COUR D'APPEL
DE [Localité 1]
Chambre civile 1-7
Code nac : 14H
N°
N° RG 26/02203 - N° Portalis DBV3-V-B7K-XZLR
Du 16 AVRIL 2026
ORDONNANCE
LE SEIZE AVRIL DEUX MILLE VINGT SIX
A notre audience publique,
Nous, Sophie MOLLAT, Première présidente de chambre à la cour d'appel de Versailles, déléguée par ordonnance de monsieur le premier président afin de statuer dans les termes de l'article L 743-21 et suivants du code de l'entrée et de séjour des étrangers et du droit d'asile, assistée de Maëva VEFOUR, Greffier, avons rendu l'ordonnance suivante :
ENTRE :
Monsieur [C] [R]
né le 28 Juin 1986 à [Localité 2] (MAROC)
de nationalité Marocaine
Actuellement retenu au CRA de [Localité 3]

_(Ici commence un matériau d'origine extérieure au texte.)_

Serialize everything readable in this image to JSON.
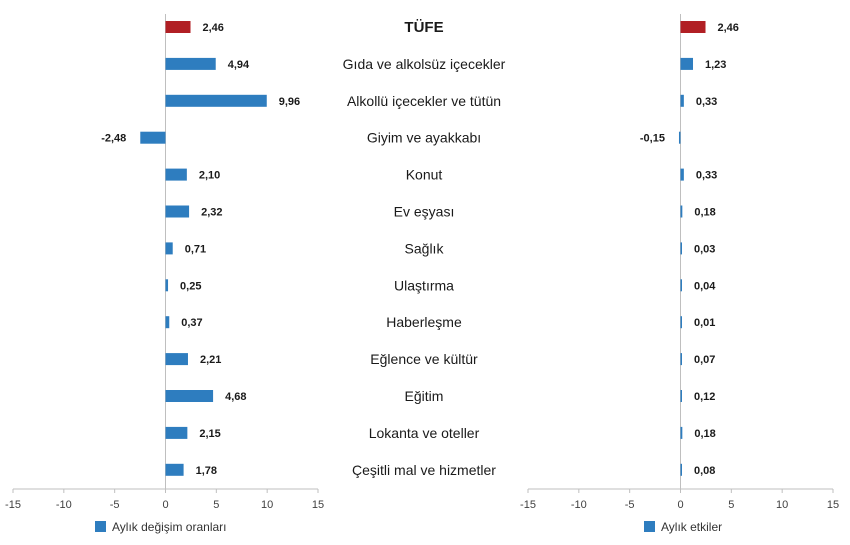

Comparant par visio-conférence
En raison du mouvement de grève des avocats, l'appelant n'est pas assisté d'un conseil commis d'office.
DEMANDEUR
ET :
PREFECTURE DES HAUTS DE SEINE
[Adresse 1]
[Localité 4]
représentée par Me Bruno MATHIEU de la SELAS MATHIEU ET ASSOCIE, avocat au barreau de PARIS, vestiaire : R079
DEFENDERESSE
Et comme partie jointe le ministère public absent
Vu les dispositions des articles L. 742-1 et suivants et R743-10 et suivants du code de l'entrée et du séjour des étrangers et du droit d'asile ;
Vu l'extrait individualisé du registre prévu par l'article L.744-2 du code de l'entrée et du séjour des étrangers et du droit d'asile ;
Vu l'obligation pour Monsieur [C] [R] de quitter le territoire français prise par le préfet des Hauts de Seine en date du 11.10.2025
Vu l'arrêté en date du 4.04.2026 du préfet des Hauts de Seine portant placement de l'intéressé en rétention pour une durée de 4 jours ;
Vu l'ordonnance du 9.04.2026 notifiée le même jour à Monsieur [C] [R], suivant laquelle le magistrat du siège du tribunal judiciaire de Nanterre a ordonné la prolongation de la rétention de Monsieur [C] [R] pour une durée de vingt-six jours .
Par requête en date du 13.04.2026 Monsieur [R] a sollicité la mainlevée de sa rétention administrative en raison de nouvelles circonstances de fait tenant à au fait qu'il n'a pas pu former appel de la décision de prolongation rendue par le magistrat de [Localité 5] en raison du fait qu'il est arrivé au centre de rétention après 18h.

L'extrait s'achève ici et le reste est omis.